Grand’Anse/Séisme: toujours pas de structures adéquates pour accueillir les élèves des écoles publiques

Publié le 2021-11-23 | lenouvelliste.com

Le tremblement de terre qui a ravagé le département de la Grand’Anse le 14 août dernier a aggravé la situation des élèves des écoles publiques qui était déjà très inquiétante bien avant cette tragédie. Ces écoles sont gravement touchées, dont certaines structures totalement détruites. La majorité de ces élèves continue de suivre les cours dans des espaces dont la réhabilitation ou la reconstruction tarde encore.

Au centre-ville de Jérémie, à la rue Abbé Huet, le bâtiment logeant l'école nationale Pressoir Jérôme est l'un des plus touchés. Sur la façade de l’édifice, on pouvait constater des fissures sur les murs qui risquent de s'effondrer.

« Pour le moment, nous sommes logés provisoirement au siège de l’école adventiste de Jérémie. Que va -t-on va faire pour la reconstruction de mon établissement ? Je n'ai encore reçu aucun message du ministère de l'Education nationale », a rapporté la directrice de l’école nationale de Pressoir Jérôme, Mme Philippe Mézile.

« Nous faisons de notre mieux pour sauver l’année scolaire. Un mois après la réouverture de l‘école à Jérémie, nous sommes toujours dans l’impossibilité de remettre sur pied le programme de cantine scolaire. J’ai ouï-dire qu'une subvention, comme chaque année, est disponible pour les écoles publiques. Jusqu’à présent, je n’ai pas été notifié; je ne peux dire si c’est vrai ou faux », a-t-elle ajouté.

« Le plus important pour nous, c’est un abri sûr et adéquat pour permettre à nos 146 élèves d’apprendre en toute quiétude », a fait savoir la directrice, comme un appel à l’aide.
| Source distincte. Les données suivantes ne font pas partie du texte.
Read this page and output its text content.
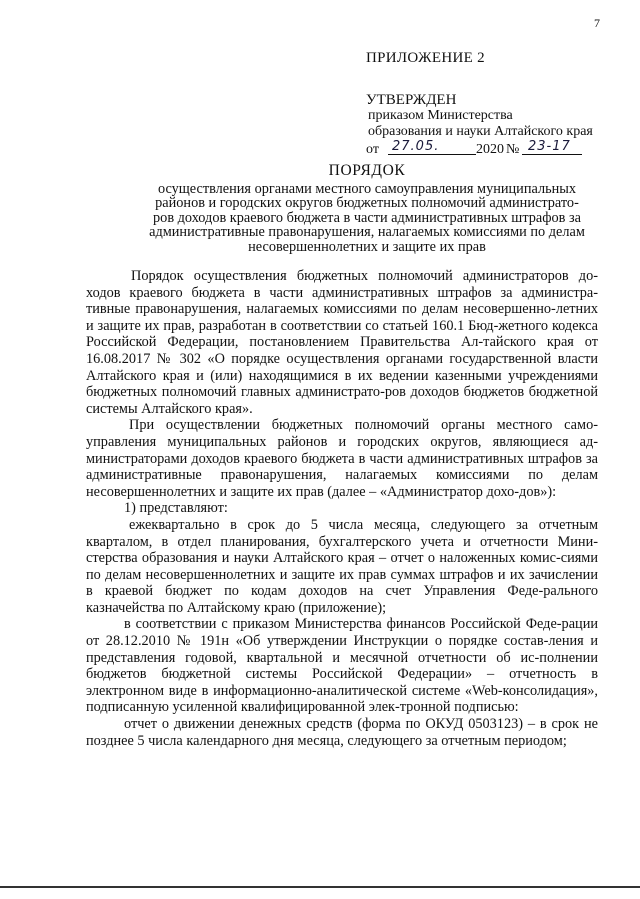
7
ПРИЛОЖЕНИЕ 2
УТВЕРЖДЕН
приказом Министерства
образования и науки Алтайского края
от 27.05.	2020 № 23-17
ПОРЯДОК
осуществления органами местного самоуправления муниципальных
районов и городских округов бюджетных полномочий администрато-
ров доходов краевого бюджета в части административных штрафов за
административные правонарушения, налагаемых комиссиями по делам
несовершеннолетних и защите их прав

Порядок осуществления бюджетных полномочий администраторов до-ходов краевого бюджета в части административных штрафов за администра-тивные правонарушения, налагаемых комиссиями по делам несовершенно-летних и защите их прав, разработан в соответствии со статьей 160.1 Бюд-жетного кодекса Российской Федерации, постановлением Правительства Ал-тайского края от 16.08.2017 № 302 «О порядке осуществления органами государственной власти Алтайского края и (или) находящимися в их ведении казенными учреждениями бюджетных полномочий главных администрато-ров доходов бюджетов бюджетной системы Алтайского края».

При осуществлении бюджетных полномочий органы местного само-управления муниципальных районов и городских округов, являющиеся ад-министраторами доходов краевого бюджета в части административных штрафов за административные правонарушения, налагаемых комиссиями по делам несовершеннолетних и защите их прав (далее – «Администратор дохо-дов»):

1) представляют:

ежеквартально в срок до 5 числа месяца, следующего за отчетным кварталом, в отдел планирования, бухгалтерского учета и отчетности Мини-стерства образования и науки Алтайского края – отчет о наложенных комис-сиями по делам несовершеннолетних и защите их прав суммах штрафов и их зачислении в краевой бюджет по кодам доходов на счет Управления Феде-рального казначейства по Алтайскому краю (приложение);

в соответствии с приказом Министерства финансов Российской Феде-рации от 28.12.2010 № 191н «Об утверждении Инструкции о порядке состав-ления и представления годовой, квартальной и месячной отчетности об ис-полнении бюджетов бюджетной системы Российской Федерации» – отчетность в электронном виде в информационно-аналитической системе «Web-консолидация», подписанную усиленной квалифицированной элек-тронной подписью:

отчет о движении денежных средств (форма по ОКУД 0503123) – в срок не позднее 5 числа календарного дня месяца, следующего за отчетным периодом;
Les centaines d’élèves de cet établissement, après décision de la direction départementale, continuent de suivre les cours à l’école adventiste de Jérémie.

L’école nationale de Catherine Flon a été endommagée par le tremblement de terre. Sise à la rue Destinville Martineau, elle loge aussi  l’école nationale Edner Etienne, n'a non plus été réhabilitée, ni même équipée pour accueillir les apprenants.

Interrogé par Le Nouvelliste, le directeur de l’école nationale de Catherine Flon, M. Louis Frantz Marie, a exposé la situation : « L’année scolaire débute très mal pour nous; le bâtiment de l’école est vraiment endommagé par le séisme. Pour le moment, nous n’avons reçu aucun soutien de l’Etat ».

« La direction est dépourvue de moyens, même pour des travaux de réparation des bancs, des tableaux; nous n’avons pas un sou disponible », s'est-il désolé.

Par ailleurs, une commission interministérielle a été mise en place par le ministère de l’Éducation nationale et de la Formation professionnelle (MENFP), le 6 septembre dernier, laquelle devait se pencher sur les problèmes liés à la réouverture des classes 2021-2022 dans les départements les plus touchés par le tremblement de terre du 14 août 2021. Force est de constater qu'aucune réalisation n’est entreprise encore jusqu'à présent.

Entre-temps, les élèves des écoles privées ont repris le chemin de l’école. Même si les espaces des écoles publiques qui ont ouvert leurs portes laissent perplexe compte tenu de la nécessité d'un environnement sain dans lequel les élèves devraient apprendre.

À noter que, selon un rapport de la Direction de la protection civile, daté du 4 septembre 2021, 171 écoles publiques et privées ont  complètement été détruites dans le grand Sud et 566 autres endommagées.